Kevin Paul, daughter Lisa Davis and Chuck Paul of Paul Precision with two of the cast iron cylinders the company machines.

Paul Precision Machine Inc., a Tulsa machine shop, specializes at machining ductile iron cylinder castings, steeple cylinders and crosshead guides for natural gas compressors. High-pressure coolant flushing is required, as the Paul machining centers accommodate large work envelopes. The shop had a recurring and costly problem resulting from such heavy-duty machining. Coolant nozzle clogging that followed filters clogged with cast iron fines created immediate problems in coolant delivery to the large workpieces.

Machining cast iron produces a large volume of small particles, known as fines. These particles are often in the 25-to100-micron range, well below a typical machine tool filter system’s capabilities. This causes sludge to accumulate in the chip conveyor’s coolant tank and the filter vessel. When clogging occurs, the machine requires substantial downtime and loss of production, as the sludge is literally shoveled out of the system.

“Every 80 to 100 hours, our big machining centers were going down,” explained Chuck Paul, company founder and president. “We had to stop production, completely break down the system, clean and replace parts, reassemble and get back to business. This process usually took from eight to 12 hours, resulting in a substantial loss of revenue, in addition to pushing back our production schedule every two weeks or so.”

While attending a machinetool show, Chuck’s son Kevin found a magnetic chip disc filtration system manufactured by Hennig Inc. designed to handle fines from cast iron machining. After 60 days of conversation and drawing exchanges, the decision was made and the first Hennig Cast Iron CDF Filtration System (CICDF) was installed on one of Paul’s 600-mm Okuma machining centers. Installing the Hennig CICDF was a relatively low-impact process for Paul, as the system uses the machine tool controls, interconnected to a manual auto-switch, so it runs whenever the machine tool is in operation. Through the first four months of operation, no machining-center downtime occurred as a result of canister filter clogging. Paul notes the Hennig CICDF system performs equally well on all materials, even non-ferrous.

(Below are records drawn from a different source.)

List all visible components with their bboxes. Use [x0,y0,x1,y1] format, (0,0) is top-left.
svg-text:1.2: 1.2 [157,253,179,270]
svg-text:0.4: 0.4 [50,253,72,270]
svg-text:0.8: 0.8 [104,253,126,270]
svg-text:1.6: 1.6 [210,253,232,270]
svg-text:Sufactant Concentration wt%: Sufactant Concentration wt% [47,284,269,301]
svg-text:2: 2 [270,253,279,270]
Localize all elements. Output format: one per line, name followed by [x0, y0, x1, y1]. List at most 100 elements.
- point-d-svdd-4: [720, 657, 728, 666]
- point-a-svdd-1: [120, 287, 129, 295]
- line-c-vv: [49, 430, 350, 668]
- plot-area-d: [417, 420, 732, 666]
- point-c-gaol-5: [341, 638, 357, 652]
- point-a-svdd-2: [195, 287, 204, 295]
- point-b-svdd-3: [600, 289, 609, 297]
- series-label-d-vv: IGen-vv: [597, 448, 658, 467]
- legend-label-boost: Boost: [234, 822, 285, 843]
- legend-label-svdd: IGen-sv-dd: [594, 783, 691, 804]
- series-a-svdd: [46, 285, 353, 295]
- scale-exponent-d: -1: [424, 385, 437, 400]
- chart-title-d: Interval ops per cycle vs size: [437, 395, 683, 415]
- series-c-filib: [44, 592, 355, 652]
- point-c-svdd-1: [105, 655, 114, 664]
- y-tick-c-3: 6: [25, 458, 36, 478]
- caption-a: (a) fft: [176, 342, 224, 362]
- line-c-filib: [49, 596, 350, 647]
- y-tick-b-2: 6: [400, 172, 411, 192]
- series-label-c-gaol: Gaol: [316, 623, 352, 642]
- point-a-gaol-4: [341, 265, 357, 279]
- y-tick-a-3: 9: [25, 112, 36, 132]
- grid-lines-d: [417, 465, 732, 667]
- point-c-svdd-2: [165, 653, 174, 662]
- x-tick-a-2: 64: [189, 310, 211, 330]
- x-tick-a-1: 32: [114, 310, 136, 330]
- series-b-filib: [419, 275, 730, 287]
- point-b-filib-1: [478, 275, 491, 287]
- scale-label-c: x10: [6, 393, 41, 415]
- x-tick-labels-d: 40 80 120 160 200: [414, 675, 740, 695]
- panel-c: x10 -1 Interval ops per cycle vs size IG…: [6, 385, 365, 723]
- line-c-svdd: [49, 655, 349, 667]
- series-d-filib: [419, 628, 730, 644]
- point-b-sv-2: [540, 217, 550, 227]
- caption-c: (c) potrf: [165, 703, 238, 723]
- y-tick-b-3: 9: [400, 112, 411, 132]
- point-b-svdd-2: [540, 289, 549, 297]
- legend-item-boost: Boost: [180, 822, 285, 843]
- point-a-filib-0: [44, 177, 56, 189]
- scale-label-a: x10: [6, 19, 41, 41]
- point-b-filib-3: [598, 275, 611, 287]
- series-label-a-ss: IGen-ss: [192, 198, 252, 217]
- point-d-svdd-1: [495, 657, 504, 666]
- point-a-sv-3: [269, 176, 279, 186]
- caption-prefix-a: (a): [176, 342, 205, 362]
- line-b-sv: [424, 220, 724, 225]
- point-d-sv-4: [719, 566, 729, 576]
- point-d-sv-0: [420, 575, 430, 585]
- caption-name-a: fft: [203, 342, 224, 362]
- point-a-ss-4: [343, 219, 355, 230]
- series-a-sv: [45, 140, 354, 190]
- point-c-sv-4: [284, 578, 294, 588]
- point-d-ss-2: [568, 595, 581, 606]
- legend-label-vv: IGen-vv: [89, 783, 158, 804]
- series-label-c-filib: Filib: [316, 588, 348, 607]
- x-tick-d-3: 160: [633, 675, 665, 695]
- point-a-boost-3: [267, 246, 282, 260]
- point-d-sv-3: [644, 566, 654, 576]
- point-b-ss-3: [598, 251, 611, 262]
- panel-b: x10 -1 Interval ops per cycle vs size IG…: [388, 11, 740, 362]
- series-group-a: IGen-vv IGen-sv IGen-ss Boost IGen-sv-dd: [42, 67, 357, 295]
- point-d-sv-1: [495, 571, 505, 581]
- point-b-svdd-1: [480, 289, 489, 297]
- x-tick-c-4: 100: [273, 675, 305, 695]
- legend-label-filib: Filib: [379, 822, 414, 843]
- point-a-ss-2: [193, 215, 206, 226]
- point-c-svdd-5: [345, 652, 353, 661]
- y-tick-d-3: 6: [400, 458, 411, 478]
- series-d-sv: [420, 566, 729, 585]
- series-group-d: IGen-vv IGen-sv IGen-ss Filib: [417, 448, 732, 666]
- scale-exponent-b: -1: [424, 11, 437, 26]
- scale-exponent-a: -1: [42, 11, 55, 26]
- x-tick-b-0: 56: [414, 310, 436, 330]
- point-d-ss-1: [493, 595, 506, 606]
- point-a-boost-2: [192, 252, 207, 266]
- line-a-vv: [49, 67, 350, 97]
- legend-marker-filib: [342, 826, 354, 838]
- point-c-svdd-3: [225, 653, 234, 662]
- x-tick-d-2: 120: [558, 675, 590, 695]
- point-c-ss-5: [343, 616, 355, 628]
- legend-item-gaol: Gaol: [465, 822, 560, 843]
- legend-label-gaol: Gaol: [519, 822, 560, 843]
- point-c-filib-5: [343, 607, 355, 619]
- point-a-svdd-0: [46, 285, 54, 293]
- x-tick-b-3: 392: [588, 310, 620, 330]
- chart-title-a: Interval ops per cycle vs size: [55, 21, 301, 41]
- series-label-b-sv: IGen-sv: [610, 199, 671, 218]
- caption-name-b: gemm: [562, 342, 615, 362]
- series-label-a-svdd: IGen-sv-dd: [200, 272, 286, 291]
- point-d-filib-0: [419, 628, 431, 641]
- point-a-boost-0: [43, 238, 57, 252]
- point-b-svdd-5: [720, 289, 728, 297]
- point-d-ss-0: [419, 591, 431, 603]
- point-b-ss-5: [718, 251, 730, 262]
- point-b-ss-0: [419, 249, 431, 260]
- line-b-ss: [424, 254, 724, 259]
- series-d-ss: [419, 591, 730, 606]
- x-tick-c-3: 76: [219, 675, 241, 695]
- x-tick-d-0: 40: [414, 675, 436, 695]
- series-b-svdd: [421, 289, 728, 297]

On the Hennig CICDF, the dirty coolant is channeled to the conveyor where the big chips and larger particles are conveyed up an incline and discharged into the chip hopper. Then, smaller cast-iron fines are collected by a magnetic drum that rotates across a stainless steel scraper blade. As the sludge accumulates on the scraper blade, it drops the fines onto the conveyor incline with the chip load for delivery to the chip hopper. Finally, the smallest particles that escape the magnetic field of the drum migrate to a disc filter media made from a micronic weave of stainless steel mesh that intercepts particles as small as 25 microns. A continuous backwash of coolant blasts the particles collected on the disc back to the magnetic drum, where they are scraped off as sludge, eventually dropping onto the conveyor incline and carried out with the chip load. The disc filter is sealed with an inverted lip seal on the clean side of the conveyor wall, where the fines and contaminants cannot interfere with sealing, so a consistently tight seal and long seal life is assured. Paul also reports longer coolant life and less heat build-up as other benefits of the system. Only clean coolant returns to the reservoir for continuing duty on the machine tool, or it is diverted to the system’s selfcleaning spray nozzles.

Paul admits he experienced some “sticker shock” at the cost of the first system, until he calculated the payback time to be 14 to 16 months on a machining center running one 10-hour shift per work day. And, that calculation accounted only for the machine tool’s billing rate.

With the additional uptime and better predictability on his work schedule, Paul was able to improve turnaround time on jobs and not have to make the almost bi-weekly adjustments caused by the former system. As a result, an additional Hennig CICDF has been installed and a third is scheduled. “Compared with the alternatives of a vacuum cleaning system or the changeover and hazmat disposal problems of conventional paper media, there are substantial cost and other benefits to the Hennig magnetic drum system,” said Paul.